Identify clusters in SOM (Self Organizing Map)

Once I have collected and organized data in a SOM how do I identify clusters?
(Items are aggregated and clustered using many traits - upwards of 10)
Specifically I want to find the 'center' of the cluster - therefor giving me the 'center' node(s).
You could use a relative small map and consider each node a cluster, but this is far from optimal. If you want to apply an automated cluster detection method you should definitely read
Clustering of the Self−Organizing Map
and search similar bibliography.
You could also use more sophisticated versions of SOM algorithm (multi leveled, self growing, etc).
In any case, keep in mind that the problem of finding the "correct" number of clusters doesn't have a finite solution.
As far as I can tell, SOM is primarily a data-driven dimensionality reduction and data compression method.
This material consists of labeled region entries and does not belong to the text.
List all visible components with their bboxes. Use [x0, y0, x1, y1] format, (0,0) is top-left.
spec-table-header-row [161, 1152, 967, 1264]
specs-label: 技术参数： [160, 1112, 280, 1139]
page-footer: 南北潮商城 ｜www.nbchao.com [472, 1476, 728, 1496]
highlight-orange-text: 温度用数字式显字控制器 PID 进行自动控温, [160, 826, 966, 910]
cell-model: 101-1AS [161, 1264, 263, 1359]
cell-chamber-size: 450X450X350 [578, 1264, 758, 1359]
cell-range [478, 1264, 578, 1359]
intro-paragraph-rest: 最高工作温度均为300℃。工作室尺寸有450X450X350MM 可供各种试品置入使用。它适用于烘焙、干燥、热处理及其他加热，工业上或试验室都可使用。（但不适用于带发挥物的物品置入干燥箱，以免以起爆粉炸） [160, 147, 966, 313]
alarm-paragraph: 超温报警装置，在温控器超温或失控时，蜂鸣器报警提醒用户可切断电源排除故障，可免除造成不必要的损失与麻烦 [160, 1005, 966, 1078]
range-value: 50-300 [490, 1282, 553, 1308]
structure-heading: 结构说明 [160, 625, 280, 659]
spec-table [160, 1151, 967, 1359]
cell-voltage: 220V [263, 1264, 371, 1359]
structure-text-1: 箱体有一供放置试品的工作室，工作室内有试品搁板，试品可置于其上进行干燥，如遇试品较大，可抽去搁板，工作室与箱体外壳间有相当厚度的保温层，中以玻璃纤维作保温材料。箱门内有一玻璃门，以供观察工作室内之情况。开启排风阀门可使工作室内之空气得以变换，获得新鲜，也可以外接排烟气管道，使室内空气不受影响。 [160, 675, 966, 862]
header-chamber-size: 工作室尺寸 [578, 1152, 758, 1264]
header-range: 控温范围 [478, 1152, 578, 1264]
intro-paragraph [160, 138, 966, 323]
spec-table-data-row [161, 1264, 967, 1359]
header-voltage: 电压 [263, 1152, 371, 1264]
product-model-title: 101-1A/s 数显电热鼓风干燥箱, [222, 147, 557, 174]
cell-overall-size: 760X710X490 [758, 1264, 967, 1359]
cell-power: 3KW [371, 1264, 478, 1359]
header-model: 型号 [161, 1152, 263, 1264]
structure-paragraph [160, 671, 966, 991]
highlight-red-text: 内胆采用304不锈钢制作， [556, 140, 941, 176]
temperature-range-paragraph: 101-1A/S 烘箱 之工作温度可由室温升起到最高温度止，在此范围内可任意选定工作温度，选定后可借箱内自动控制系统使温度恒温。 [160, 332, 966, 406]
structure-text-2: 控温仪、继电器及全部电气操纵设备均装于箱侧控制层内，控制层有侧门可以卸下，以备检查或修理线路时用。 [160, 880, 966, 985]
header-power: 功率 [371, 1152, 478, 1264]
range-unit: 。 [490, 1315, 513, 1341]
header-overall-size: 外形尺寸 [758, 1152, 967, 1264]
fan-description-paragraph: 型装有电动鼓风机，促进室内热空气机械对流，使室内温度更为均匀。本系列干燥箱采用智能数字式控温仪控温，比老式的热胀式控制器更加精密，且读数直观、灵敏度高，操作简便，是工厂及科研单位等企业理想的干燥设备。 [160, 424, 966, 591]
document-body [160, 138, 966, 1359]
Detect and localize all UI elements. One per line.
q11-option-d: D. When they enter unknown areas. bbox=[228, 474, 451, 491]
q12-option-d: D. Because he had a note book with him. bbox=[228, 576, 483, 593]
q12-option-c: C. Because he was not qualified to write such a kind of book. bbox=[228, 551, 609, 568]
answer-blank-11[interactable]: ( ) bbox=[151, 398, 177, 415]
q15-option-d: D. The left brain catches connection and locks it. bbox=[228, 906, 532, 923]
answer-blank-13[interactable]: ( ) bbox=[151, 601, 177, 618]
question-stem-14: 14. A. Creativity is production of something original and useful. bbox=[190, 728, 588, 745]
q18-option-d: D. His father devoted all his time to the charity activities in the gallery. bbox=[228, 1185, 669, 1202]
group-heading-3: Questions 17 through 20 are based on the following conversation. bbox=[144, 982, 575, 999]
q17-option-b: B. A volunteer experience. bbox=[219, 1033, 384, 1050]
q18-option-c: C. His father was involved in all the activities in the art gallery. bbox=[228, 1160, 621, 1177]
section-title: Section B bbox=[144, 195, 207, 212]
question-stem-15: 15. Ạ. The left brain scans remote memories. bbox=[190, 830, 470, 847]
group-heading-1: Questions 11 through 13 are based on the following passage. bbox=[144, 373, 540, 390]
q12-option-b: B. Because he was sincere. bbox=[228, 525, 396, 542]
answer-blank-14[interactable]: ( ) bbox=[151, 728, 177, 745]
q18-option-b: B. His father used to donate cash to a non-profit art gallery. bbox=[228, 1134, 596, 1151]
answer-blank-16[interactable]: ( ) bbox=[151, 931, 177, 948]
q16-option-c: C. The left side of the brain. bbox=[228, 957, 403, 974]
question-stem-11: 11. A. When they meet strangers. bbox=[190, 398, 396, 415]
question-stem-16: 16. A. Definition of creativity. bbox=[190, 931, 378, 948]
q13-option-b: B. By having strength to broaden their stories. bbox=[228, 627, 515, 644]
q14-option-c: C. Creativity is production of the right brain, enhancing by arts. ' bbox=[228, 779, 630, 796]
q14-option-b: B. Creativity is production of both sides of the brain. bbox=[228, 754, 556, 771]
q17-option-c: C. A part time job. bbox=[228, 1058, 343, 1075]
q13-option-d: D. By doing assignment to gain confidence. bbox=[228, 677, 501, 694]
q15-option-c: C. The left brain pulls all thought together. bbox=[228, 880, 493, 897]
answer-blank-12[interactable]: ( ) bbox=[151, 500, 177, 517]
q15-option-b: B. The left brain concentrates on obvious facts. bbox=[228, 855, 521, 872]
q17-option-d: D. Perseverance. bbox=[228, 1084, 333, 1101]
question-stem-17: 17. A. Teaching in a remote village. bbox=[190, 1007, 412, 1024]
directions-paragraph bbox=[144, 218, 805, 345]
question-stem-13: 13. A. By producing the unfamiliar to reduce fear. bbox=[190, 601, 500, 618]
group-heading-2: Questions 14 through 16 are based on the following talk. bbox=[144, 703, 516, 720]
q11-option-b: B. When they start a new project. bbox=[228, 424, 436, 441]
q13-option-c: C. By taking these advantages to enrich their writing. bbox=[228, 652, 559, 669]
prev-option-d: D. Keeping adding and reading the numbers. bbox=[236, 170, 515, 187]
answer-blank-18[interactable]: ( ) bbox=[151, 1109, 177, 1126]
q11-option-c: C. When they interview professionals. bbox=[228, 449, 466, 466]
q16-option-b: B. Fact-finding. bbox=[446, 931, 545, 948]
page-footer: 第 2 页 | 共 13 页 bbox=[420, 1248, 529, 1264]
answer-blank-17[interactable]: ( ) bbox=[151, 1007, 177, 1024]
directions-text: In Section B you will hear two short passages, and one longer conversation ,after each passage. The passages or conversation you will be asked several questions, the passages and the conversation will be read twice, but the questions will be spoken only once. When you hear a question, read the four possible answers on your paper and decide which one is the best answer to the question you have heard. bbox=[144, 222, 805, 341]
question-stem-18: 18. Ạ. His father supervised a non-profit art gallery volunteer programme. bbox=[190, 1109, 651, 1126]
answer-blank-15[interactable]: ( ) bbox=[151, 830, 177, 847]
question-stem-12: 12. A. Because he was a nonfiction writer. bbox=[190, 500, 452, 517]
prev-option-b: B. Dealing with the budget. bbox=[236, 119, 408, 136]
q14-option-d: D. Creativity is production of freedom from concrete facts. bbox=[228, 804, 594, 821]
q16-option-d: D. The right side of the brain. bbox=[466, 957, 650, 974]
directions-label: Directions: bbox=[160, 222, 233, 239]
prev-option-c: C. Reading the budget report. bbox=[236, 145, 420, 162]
So it won't cluster the data for you; it may actually tend to spread clusters in the projection (i.e. split them into multiple cells).
However, it may work well for some data sets to either:
Instead of processing the full data set, work only on the SOM nodes (weighted by the number of elements assigned to them), which should be significantly smaller
Instead of working in the original space, work in the lower-dimensional space that the SOM represents
And then run a regular clustering algorithm on the transformed data.
Though an old question I've encountered the same issue and I've had some success implementing Estimating the Number of Clusters in Multivariate Data by Self-Organizing Maps, so I thought I'd share.
The linked algorithm uses the U-matrix to highlight the boundaries of the individual clusters and then uses an image processing algorithm called watershedding to identify the components. For this to work correctly the regions in the u-matrix are required to be concave within the resolution of your quantization (which when converted to a binary image, simply results in using a floodfill to identify the regions).